Special sweets (til gud laddus, or sesame seed balls) were prepared as they are an important ingredient of any Makarsankranti celebration.

The women participated with enthusiasm in all the different games that were planned. We had a paper dress pattern making competition, and the winners were very happy to have their artwork appreciated. In the paper dancing game, the women got together in pairs and tried their best to balance on a small piece of paper. The best dancers were awarded small boxes in which to keep their kumkum.

It was a day to remember…
-Nooreen Dossa, Assistant Director of SHARE, Mumbai

Recipe For Til Laddus or Sesame Balls

Ingredients:
1 cup Til (Sesame seeds)
2 cups Jaggery (Palm sugar)*
1/2 cup Peanuts, raw and unsalted (or unsalted dry roasted)
4 tsp Ghee (Clarified butter)*
1/2 cup Water

* Jaggery or gur can be found at Indian groceries.
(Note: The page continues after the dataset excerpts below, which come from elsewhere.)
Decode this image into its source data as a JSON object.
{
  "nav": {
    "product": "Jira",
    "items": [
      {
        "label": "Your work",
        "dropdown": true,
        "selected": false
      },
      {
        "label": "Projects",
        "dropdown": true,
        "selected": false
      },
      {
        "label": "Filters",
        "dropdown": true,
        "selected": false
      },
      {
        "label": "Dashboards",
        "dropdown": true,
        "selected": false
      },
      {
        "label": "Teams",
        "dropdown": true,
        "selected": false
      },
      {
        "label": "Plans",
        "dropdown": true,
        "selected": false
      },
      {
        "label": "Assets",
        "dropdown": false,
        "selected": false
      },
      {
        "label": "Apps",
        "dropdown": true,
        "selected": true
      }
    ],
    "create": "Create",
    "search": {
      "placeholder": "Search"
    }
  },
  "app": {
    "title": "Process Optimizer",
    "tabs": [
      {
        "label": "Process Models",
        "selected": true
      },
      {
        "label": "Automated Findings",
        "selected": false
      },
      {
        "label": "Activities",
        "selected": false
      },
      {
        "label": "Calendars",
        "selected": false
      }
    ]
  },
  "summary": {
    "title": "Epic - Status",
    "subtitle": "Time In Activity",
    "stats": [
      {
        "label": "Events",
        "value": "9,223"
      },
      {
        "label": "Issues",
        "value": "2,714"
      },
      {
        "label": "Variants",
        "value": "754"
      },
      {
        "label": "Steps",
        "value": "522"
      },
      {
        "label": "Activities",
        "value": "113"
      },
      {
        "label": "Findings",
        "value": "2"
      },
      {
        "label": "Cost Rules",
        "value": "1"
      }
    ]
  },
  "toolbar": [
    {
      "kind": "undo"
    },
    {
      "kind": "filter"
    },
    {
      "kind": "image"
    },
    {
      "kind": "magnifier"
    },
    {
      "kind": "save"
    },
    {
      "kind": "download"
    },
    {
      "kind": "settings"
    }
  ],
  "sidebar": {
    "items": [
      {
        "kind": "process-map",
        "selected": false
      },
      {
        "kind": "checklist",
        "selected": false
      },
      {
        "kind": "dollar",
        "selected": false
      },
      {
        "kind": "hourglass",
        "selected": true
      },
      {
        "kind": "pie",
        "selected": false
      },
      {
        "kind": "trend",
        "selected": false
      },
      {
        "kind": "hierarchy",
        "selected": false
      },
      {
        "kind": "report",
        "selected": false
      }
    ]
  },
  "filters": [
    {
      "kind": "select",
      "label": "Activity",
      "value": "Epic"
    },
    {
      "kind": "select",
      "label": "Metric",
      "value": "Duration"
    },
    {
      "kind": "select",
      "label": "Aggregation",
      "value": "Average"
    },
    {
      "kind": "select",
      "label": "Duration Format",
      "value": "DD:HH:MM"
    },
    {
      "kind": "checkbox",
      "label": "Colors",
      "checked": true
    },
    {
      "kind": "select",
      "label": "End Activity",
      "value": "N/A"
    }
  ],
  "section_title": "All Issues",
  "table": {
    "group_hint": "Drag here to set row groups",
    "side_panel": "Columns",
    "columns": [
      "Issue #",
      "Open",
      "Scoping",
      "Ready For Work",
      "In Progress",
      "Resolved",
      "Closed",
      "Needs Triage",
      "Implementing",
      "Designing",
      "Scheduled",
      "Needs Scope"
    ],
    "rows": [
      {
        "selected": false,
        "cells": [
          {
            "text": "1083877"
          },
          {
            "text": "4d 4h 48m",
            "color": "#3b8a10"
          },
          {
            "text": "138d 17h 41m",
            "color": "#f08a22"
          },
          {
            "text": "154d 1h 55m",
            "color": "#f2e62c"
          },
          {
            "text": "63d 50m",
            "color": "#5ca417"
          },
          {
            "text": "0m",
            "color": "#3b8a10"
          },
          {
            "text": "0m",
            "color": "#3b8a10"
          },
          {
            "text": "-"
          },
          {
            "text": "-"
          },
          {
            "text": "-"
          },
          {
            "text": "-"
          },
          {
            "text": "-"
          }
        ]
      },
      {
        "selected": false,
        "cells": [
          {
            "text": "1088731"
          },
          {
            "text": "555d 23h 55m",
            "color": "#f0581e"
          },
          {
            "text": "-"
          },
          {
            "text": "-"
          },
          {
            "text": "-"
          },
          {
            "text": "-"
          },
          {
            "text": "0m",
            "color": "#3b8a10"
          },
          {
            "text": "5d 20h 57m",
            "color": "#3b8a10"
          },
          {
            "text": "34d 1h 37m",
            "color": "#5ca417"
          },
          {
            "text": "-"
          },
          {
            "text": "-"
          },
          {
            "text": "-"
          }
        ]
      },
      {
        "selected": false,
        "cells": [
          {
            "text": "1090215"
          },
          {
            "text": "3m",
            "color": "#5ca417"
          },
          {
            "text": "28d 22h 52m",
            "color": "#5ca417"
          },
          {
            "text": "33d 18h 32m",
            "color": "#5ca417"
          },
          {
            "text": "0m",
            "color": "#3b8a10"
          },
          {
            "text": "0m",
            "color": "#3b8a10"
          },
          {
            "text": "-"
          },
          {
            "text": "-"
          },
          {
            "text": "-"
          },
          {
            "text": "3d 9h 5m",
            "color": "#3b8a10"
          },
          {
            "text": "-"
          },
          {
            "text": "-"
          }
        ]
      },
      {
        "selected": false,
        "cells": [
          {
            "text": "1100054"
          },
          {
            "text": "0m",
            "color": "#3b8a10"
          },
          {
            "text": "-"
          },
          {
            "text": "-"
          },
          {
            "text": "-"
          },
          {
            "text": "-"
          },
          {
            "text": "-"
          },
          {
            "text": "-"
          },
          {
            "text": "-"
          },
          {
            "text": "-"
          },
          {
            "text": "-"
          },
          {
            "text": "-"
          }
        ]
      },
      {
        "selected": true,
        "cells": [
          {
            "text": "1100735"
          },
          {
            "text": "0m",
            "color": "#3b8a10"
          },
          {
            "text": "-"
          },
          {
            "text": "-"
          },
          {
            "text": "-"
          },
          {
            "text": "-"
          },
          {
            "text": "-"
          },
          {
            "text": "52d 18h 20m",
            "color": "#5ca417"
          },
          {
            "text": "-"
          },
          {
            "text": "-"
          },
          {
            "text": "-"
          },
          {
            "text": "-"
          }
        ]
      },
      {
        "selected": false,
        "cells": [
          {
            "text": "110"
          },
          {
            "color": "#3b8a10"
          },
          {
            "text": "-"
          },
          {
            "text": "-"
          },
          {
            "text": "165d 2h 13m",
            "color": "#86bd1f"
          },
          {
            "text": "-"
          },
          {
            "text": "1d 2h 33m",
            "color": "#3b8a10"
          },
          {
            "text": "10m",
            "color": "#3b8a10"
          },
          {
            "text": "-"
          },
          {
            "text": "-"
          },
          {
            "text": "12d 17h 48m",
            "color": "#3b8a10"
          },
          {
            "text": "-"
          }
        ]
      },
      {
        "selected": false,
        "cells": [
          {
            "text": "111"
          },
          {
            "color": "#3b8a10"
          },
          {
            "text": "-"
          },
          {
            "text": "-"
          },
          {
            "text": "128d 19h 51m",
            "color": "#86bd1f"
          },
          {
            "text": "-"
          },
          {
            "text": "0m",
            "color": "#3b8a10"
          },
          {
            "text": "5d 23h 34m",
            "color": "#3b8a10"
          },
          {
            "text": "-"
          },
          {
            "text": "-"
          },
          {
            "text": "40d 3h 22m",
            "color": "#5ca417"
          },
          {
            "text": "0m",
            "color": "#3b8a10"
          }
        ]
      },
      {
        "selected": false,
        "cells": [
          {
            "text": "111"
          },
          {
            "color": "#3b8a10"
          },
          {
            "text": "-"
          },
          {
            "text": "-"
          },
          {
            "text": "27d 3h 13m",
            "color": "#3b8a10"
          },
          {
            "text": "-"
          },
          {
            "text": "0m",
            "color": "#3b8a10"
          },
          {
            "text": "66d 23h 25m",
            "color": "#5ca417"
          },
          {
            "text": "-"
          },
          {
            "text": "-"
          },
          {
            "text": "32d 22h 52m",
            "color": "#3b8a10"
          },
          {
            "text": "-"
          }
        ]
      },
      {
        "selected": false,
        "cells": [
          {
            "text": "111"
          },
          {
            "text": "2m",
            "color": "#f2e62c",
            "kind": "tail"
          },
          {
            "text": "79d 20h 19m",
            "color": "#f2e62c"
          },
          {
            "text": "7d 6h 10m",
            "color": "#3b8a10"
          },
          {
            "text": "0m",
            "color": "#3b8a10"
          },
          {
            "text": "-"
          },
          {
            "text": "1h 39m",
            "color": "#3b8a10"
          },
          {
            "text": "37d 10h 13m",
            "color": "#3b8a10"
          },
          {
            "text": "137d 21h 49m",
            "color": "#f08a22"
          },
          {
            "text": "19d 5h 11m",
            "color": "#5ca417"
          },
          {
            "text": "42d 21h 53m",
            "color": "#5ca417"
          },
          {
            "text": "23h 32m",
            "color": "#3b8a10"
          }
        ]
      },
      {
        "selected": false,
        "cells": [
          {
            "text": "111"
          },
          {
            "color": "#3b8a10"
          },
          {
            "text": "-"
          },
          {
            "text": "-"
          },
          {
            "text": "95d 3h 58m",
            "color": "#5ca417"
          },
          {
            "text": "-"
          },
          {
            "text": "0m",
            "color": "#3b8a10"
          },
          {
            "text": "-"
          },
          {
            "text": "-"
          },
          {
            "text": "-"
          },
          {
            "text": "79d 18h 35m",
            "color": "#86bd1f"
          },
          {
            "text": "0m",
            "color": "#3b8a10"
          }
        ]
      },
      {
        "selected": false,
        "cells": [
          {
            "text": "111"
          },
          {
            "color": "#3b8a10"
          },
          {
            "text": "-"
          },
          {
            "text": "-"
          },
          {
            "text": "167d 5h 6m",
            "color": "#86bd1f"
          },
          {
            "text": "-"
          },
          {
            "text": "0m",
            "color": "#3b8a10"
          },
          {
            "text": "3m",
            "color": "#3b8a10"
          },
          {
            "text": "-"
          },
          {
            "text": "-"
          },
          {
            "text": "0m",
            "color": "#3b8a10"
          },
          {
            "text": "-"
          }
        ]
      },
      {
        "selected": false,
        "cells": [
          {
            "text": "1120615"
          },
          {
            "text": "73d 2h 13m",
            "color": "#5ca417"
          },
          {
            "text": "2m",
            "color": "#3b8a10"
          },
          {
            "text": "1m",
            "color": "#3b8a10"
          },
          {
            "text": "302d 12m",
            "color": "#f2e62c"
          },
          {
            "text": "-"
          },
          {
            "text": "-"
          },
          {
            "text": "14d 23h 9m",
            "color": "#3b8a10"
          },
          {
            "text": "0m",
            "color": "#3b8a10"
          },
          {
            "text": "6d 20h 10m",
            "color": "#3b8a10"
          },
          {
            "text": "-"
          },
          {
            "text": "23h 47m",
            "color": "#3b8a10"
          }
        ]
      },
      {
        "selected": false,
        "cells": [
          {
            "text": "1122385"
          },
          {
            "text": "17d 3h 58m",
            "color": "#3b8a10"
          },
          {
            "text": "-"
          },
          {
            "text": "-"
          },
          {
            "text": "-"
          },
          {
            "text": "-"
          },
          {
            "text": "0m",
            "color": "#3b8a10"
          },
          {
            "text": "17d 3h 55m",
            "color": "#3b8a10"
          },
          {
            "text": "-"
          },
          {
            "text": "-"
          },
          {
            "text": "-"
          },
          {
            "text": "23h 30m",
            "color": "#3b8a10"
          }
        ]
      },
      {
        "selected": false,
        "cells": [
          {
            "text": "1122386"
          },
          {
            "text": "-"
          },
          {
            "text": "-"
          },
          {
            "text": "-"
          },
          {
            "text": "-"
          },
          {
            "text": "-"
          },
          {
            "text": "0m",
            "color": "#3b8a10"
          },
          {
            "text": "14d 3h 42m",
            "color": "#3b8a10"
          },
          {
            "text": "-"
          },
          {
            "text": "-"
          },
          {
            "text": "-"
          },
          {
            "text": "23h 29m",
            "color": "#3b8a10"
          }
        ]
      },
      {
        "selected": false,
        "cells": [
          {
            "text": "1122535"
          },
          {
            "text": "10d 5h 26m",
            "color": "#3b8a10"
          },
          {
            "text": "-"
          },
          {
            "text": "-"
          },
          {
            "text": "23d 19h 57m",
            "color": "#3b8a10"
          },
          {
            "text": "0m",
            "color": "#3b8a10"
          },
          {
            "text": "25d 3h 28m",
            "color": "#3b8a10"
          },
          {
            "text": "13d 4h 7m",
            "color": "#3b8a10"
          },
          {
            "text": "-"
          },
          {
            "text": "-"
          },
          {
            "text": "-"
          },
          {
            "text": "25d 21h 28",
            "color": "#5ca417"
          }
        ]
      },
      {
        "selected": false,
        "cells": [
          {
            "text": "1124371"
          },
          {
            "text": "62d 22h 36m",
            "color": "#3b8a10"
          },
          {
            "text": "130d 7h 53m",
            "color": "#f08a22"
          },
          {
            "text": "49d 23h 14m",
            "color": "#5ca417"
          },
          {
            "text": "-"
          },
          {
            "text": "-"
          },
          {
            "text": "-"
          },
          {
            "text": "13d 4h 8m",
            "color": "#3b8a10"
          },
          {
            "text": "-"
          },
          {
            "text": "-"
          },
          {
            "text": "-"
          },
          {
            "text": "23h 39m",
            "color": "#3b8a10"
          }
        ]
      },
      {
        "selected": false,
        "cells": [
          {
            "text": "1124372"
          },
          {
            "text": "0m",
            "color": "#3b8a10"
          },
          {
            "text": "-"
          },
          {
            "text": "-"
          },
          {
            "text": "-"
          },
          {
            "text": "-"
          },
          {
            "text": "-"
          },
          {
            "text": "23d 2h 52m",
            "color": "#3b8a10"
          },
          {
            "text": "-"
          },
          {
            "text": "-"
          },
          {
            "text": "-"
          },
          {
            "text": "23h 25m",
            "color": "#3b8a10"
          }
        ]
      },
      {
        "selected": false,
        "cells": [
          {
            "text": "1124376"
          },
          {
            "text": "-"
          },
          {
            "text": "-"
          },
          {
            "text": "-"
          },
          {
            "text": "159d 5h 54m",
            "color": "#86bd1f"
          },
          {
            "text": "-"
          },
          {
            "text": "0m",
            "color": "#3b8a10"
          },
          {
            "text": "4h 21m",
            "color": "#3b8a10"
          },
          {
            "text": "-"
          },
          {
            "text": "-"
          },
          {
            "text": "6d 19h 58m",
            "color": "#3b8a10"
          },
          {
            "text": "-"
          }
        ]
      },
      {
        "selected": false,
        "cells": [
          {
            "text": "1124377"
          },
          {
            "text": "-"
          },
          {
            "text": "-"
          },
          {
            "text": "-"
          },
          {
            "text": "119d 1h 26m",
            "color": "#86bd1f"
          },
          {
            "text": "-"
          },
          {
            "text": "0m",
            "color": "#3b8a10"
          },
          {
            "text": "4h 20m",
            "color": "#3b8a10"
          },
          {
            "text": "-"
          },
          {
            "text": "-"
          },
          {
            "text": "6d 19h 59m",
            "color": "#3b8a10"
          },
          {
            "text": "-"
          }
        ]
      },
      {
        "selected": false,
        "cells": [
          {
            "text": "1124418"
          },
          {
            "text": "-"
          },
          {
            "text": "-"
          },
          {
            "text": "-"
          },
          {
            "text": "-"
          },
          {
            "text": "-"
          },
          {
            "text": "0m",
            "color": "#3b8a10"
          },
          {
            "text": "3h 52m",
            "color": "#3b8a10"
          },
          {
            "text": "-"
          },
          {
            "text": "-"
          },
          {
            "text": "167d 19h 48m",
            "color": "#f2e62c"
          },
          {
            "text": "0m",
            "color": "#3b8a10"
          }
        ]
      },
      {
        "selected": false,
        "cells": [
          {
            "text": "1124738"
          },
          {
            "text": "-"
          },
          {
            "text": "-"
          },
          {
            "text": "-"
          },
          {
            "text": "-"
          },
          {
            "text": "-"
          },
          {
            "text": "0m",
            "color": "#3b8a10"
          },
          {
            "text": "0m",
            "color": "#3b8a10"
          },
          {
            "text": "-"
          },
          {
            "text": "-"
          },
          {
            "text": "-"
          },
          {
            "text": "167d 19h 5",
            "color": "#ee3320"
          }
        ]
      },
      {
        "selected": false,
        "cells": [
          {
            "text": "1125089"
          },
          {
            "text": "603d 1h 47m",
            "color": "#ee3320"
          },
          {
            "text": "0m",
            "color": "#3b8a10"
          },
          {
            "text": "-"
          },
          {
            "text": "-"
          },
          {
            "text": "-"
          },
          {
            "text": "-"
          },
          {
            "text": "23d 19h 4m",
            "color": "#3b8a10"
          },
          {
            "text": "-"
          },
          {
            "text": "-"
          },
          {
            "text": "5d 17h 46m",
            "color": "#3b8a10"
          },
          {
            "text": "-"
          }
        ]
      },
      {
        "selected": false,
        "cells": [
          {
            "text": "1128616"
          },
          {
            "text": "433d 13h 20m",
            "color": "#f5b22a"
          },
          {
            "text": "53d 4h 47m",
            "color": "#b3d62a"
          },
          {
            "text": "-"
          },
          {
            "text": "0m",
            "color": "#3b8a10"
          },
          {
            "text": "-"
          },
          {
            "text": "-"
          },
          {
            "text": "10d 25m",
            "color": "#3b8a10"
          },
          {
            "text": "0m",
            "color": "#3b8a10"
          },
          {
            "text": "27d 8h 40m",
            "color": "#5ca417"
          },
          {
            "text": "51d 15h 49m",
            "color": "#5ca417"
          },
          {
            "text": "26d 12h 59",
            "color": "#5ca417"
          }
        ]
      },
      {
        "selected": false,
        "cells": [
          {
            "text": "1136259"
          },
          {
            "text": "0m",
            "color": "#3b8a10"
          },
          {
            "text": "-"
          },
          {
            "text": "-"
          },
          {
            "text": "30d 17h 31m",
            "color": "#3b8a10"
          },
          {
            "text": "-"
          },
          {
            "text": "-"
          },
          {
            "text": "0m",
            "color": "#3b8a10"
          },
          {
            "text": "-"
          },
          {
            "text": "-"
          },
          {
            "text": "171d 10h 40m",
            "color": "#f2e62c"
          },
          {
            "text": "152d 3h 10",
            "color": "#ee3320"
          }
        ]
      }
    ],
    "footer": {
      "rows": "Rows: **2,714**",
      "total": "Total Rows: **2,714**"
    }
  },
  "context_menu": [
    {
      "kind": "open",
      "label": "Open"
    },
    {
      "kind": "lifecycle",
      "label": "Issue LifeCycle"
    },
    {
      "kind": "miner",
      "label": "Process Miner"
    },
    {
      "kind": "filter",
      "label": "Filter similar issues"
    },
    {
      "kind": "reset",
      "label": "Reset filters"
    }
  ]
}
Brown sugar may be used as a substitute, but it will not taste quite the same.

* Ghee, Indian-style clarified butter, can be bought at Indian markets. Or you can make your own with the recipe below. Or you can substitute regular unsalted butter.

Preparation of Laddus:

  1. Roast the til in a dry pan until it turns slightly brown. Remove from the pan. Using the same pan, dry roast the peanuts. (If you are using store-bought dry-roasted peanuts, skip this step.)
  1. Make a powder of both ingredients in a blender or food processor.
  1. Heat a medium-sized sauce pan until hot.
  1. Put jaggery and water into the hot sauce pan and stir until it is all melted.
  1. Now add ghee and the sesame-peanut powder. Mix well.
  1. Using greased palms, roll the mixture immediately into 1-inch-sized balls.
  1. Til laddus are ready.

Preparation of Ghee:
Put unsalted butter into a heavy saucepan over very low heat. When the butter has melted, skim off and discard the foam from the top. Remove the pan from the heat and allow the milk solids to settle on the bottom. Leaving the deposit at the bottom, pour the clear yellow liquid carefully through cheesecloth into another pan. Reheat the clarified butter and simmer for another 10 to 15 minutes to develop a slightly nutty flavor.